The systematic share of the division errors causes a frequency modulation the pulse frequency, where the modulation frequency is an integer multiple of the speed of the scanners are. All have fluctuations and modulating influences As a result, the phase difference between the two pulse trains does not remain constant. These Fluctuations, especially those that correspond to the random fluctuations in the interval width are first eliminated by averaging over these interval widths, additional measures can be provided to pass the pulse trains through selective filtering, for example as in the exemplary embodiment in FIG. 5, of these fluctuations to free. The residual fluctuations that are within the bandwidth of the selection filter can be eliminated during the actual phase comparison.

It goes without saying that the idea of the invention does not apply to the means shown in the exemplary embodiments is bound; rather he leaves can also be used when scanning circular divisions, their division intervals for example, through stacked materials of different permeability and the like.

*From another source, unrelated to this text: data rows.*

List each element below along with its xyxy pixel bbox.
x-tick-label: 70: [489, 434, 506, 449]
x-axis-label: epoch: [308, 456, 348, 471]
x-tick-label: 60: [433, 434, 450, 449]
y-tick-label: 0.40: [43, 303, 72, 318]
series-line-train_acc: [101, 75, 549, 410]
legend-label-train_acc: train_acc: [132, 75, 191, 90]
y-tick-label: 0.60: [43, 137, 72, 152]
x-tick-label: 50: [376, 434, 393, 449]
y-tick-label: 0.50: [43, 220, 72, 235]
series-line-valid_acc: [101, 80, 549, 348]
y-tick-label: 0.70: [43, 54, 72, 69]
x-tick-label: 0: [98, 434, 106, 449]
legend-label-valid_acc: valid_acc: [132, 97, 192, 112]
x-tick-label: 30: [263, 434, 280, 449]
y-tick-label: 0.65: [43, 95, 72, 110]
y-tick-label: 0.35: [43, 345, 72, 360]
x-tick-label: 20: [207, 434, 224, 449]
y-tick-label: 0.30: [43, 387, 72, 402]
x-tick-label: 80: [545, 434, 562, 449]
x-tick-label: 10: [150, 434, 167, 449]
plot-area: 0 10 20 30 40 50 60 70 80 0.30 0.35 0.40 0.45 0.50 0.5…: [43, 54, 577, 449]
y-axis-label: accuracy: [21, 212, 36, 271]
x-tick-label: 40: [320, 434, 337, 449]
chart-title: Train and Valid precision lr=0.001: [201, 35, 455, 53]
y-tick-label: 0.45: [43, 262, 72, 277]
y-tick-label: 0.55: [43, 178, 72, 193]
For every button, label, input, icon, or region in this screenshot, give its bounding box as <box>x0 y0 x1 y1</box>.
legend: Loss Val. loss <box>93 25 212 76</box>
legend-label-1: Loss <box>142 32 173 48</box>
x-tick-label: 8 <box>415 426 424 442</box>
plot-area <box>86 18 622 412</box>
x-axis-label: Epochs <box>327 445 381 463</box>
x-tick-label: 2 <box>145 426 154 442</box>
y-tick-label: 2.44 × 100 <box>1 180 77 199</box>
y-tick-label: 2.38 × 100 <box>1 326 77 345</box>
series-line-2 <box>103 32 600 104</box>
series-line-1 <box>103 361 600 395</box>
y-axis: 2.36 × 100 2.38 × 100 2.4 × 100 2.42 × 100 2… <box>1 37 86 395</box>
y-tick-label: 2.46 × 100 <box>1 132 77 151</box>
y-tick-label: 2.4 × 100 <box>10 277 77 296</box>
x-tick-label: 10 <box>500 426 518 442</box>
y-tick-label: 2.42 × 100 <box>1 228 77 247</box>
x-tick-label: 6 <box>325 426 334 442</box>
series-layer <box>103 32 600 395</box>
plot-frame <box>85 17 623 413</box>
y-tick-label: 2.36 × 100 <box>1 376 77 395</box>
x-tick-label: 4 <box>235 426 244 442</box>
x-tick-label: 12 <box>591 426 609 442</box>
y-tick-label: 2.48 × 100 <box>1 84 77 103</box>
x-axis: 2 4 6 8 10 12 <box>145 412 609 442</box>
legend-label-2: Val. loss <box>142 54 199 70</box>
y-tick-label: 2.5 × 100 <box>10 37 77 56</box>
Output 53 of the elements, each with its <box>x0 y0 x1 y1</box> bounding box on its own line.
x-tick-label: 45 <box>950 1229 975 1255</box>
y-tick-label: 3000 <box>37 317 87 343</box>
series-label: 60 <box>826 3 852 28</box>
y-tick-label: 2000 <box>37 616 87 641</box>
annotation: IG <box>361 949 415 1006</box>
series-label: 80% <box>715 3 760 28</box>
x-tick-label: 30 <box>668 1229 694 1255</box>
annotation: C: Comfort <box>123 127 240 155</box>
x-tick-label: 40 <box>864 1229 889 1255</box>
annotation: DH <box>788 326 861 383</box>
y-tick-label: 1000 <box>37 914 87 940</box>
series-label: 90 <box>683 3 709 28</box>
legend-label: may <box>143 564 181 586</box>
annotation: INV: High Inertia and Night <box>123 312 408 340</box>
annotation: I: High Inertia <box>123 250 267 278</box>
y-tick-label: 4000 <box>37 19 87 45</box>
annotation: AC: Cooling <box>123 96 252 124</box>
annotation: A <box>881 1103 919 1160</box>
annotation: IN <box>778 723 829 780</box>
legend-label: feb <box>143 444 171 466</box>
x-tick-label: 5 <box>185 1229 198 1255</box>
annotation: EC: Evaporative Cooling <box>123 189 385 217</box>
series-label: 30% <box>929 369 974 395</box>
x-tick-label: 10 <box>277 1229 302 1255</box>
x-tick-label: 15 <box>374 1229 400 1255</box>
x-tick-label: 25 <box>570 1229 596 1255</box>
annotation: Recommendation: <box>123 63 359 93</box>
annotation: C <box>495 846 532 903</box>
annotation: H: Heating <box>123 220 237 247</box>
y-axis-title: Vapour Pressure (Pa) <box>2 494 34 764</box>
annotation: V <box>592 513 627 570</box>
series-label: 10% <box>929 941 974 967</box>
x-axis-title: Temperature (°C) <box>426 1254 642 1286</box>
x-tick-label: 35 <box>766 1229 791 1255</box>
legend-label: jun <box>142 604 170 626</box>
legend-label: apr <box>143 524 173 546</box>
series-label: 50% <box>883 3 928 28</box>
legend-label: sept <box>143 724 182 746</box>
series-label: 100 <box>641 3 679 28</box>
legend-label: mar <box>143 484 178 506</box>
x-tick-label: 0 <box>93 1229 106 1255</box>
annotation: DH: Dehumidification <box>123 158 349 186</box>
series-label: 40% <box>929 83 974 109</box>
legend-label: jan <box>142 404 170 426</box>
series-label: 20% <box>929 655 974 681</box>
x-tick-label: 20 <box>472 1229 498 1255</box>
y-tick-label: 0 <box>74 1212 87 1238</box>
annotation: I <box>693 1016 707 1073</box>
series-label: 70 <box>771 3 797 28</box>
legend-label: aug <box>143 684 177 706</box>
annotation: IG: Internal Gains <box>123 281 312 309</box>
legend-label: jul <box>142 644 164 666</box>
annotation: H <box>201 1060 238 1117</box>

The micrometric device corresponding to the proposed invention can be used with advantage for the production of circular divisions by namely the two circles 1 and 2 are designed as original divisions or mother circles. Circle 1 remains stationary, and circle 2 is on the same axis as the one to be divided Graduation carrier attached. The circle 2 is then successively by certain pitch circle intervals turned, interpolated to zero phase difference between the two pulse trains and then the corresponding line or the corresponding division marking on the to be divided Graduation carrier attached.

Claims (8)

PATENT CLAIMS: 1. Device for electrical interpolation of a provided with graduation marks, in particular for interpolation of a Precision circular graduation for Kinotheodolite or other angle measuring instruments, thereby characterized in that the scale to be interpolated (1) has a similar comparative scale (2) or a pulse generator is assigned and in that the scale (1) and the comparison scale (2) by electrical or optical-electrical means (3, 4) are continuously scanned in such a way that the pulse sequences assigned to the graduation marks arise and by means (30, 31, 43, 44, 37) for comparing the phase angle the pulse sequence with the phase angle assigned to the scale (1) to be interpolated the pulse train of the pulse generator or the comparison scale (2). 2. Device according to claim 1, in which the scale to be interpolated (1) a similar comparison scale (2) is assigned, characterized in that that the standard of comparison is the copy of a parent division or from the one to be interpolated Scale emerged on the way of photographic reproduction. 3. Device according to claim 1 or 2 for the interpolation of circle divisions with one of the Comparative scale of the same type assigned to the scale to be interpolated, in which the means for generating the pulse trains around the axes of the individual partial circles rotate at the same speed and scan the divisions, marked by means (36, 52) for averaging over the time intervals between the pulses of the individual pulse trains. 4. Device according to claim 3, characterized in that this Averaging takes place when comparing the phase difference of the two pulse trains. 5. Device according to one or more of claims 1 to 4 with several devices for scanning both divisions, characterized in that these devices are offset from one another that the by the devices generated pulses do not coincide in time. 6. Device according to claim 5, characterized in that the not coinciding pulses are evenly spaced from one another. 7. Device according to one or more of claims 1 to 6, characterized through its use in a device for producing circular divisions which is assigned to one of the two scales of the graduation carrier to be subdivided is that with this standard of comparison by equal amounts against the other standard is rotatable. 8. Device according to one or more of claims 1 to 7, characterized by means (52) for the selective filtering of the scanning devices (3, 4) generated pulse trains.